81 Views Asked by At

Consider a function $d:\mathbb{R}^2 \times \mathbb{R}^2\rightarrow \left[ 0 , \infty \right)$ that is defined as following. \begin{equation} \forall x_1,x_2 \in \mathbb{R}^2, \quad d(x_1, x_2)=\min_{0\le \alpha_1 ,\alpha_2 \le 1} {\left( \left(\alpha_1 +\alpha_2\right)s+\left\| x_1'- x_2' \right\|_p \right)} \text{ where } s\ge 0, \, p\ge 1, x_i'=(1-\alpha_i)x_i+\alpha_i x_i^* \text{ and } x_i^*=\begin{bmatrix} 0& 1 \\ 1 & 0 \end{bmatrix} x_i\, (\text{i.e. switching 1st and 2nd elements}) \text{ for } i \in \left\{ 1,2 \right\}. \end{equation}

The idea of $d$ is to define a new (generalized) metric from $\left\| \cdot \right\|_p$ (lp norm) so that it allows shortcuts with penalty parameter $s$.

I tried to prove that $d$ satisfies the triangle inequality (i.e. $d(x_1, x_3)\le d(x_1, x_2)+d(x_2, x_3)$ for $x_1,x_2,x_3 \in \mathbb{R}^2$), but I failed it.

(Some rephrased equations that I found: $x_1'- x_2'=x_1- x_2+ \alpha_1(x_1^*- x_1)-\alpha_2 (x_2^*- x_2)$,

$x_i^*- x_i= \frac{k_i}{\sqrt{2}} \begin{bmatrix} 1 \\ -1 \end{bmatrix}$ where $k_i= (x_i^*- x_i)^T \ \left(\frac{1}{\sqrt{2}} \begin{bmatrix} 1 \\ -1 \end{bmatrix}\right)$ for $i \in \left\{ 1,2 \right\}$

I can't sure these equations would be helpful for proof, though. )

I tried to pick random samples using Python and check whether it satisfies the inequality. It seems to satisfy the triangle inequality according to my Python experiments.
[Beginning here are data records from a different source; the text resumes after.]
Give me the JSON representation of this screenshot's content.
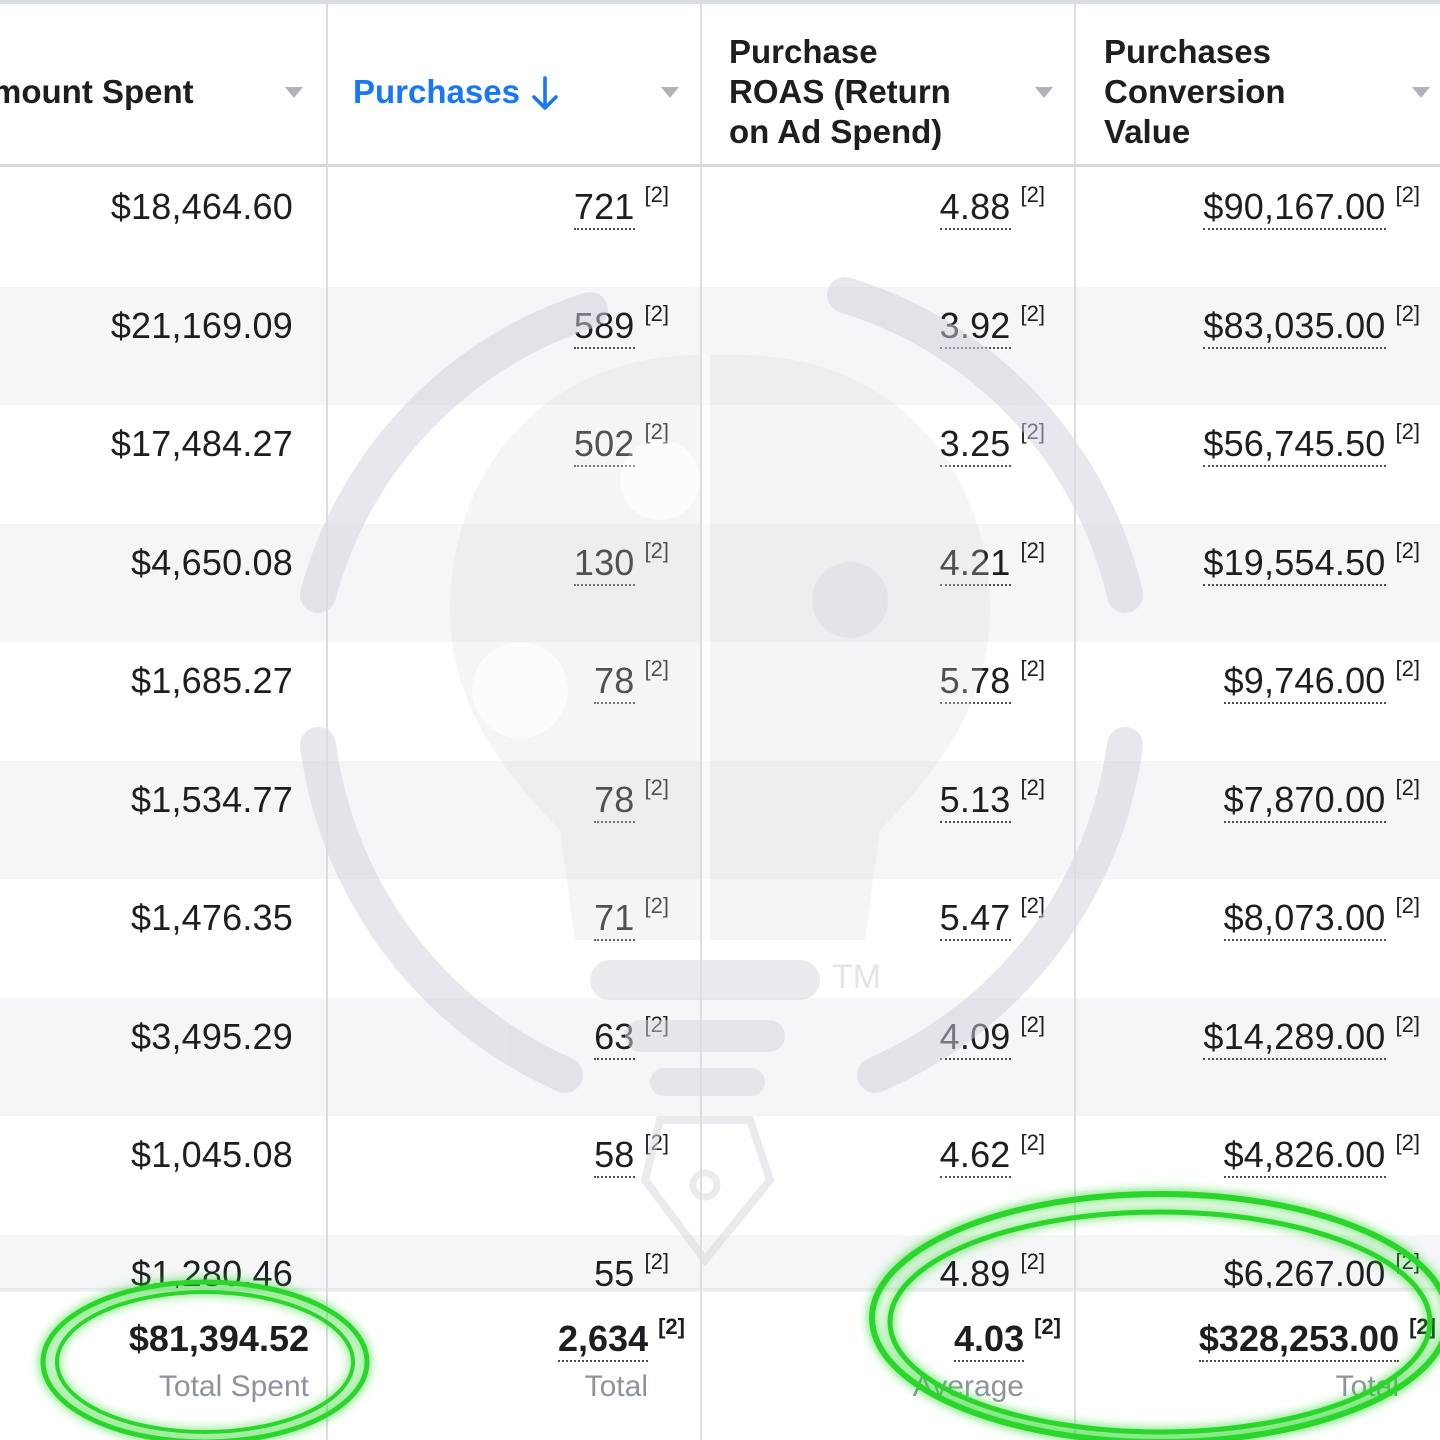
{
  "columns": [
    {
      "label_lines": [
        "mount Spent"
      ],
      "sorted": false
    },
    {
      "label_lines": [
        "Purchases"
      ],
      "sorted": true,
      "sort_direction": "descending"
    },
    {
      "label_lines": [
        "Purchase",
        "ROAS (Return",
        "on Ad Spend)"
      ],
      "sorted": false
    },
    {
      "label_lines": [
        "Purchases",
        "Conversion",
        "Value"
      ],
      "sorted": false
    }
  ],
  "note_marker": "[2]",
  "rows": [
    {
      "amount_spent": "$18,464.60",
      "purchases": "721",
      "roas": "4.88",
      "conversion_value": "$90,167.00"
    },
    {
      "amount_spent": "$21,169.09",
      "purchases": "589",
      "roas": "3.92",
      "conversion_value": "$83,035.00"
    },
    {
      "amount_spent": "$17,484.27",
      "purchases": "502",
      "roas": "3.25",
      "conversion_value": "$56,745.50"
    },
    {
      "amount_spent": "$4,650.08",
      "purchases": "130",
      "roas": "4.21",
      "conversion_value": "$19,554.50"
    },
    {
      "amount_spent": "$1,685.27",
      "purchases": "78",
      "roas": "5.78",
      "conversion_value": "$9,746.00"
    },
    {
      "amount_spent": "$1,534.77",
      "purchases": "78",
      "roas": "5.13",
      "conversion_value": "$7,870.00"
    },
    {
      "amount_spent": "$1,476.35",
      "purchases": "71",
      "roas": "5.47",
      "conversion_value": "$8,073.00"
    },
    {
      "amount_spent": "$3,495.29",
      "purchases": "63",
      "roas": "4.09",
      "conversion_value": "$14,289.00"
    },
    {
      "amount_spent": "$1,045.08",
      "purchases": "58",
      "roas": "4.62",
      "conversion_value": "$4,826.00"
    },
    {
      "amount_spent": "$1,280.46",
      "purchases": "55",
      "roas": "4.89",
      "conversion_value": "$6,267.00"
    }
  ],
  "footer": {
    "amount_spent": {
      "value": "$81,394.52",
      "label": "Total Spent"
    },
    "purchases": {
      "value": "2,634",
      "label": "Total"
    },
    "roas": {
      "value": "4.03",
      "label": "Average"
    },
    "conversion_value": {
      "value": "$328,253.00",
      "label": "Total"
    }
  },
  "watermark": {
    "icon": "lightbulb-puzzle-pen-icon",
    "mark": "TM"
  },
  "colors": {
    "sorted_header": "#1877f2",
    "highlight_ring": "#2bd62b",
    "row_alt_bg": "#f5f6f7",
    "footer_label": "#8d949e"
  }
}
Can someone prove the triangle inequality (at least for $p=2$)? Or, can you suggest a counter example?

Thank you.

(PS. I came up with the definition $d$ and tried to find literature about similar or same metrics, but I failed. I appreciate if someone tell some related literature if there is any.)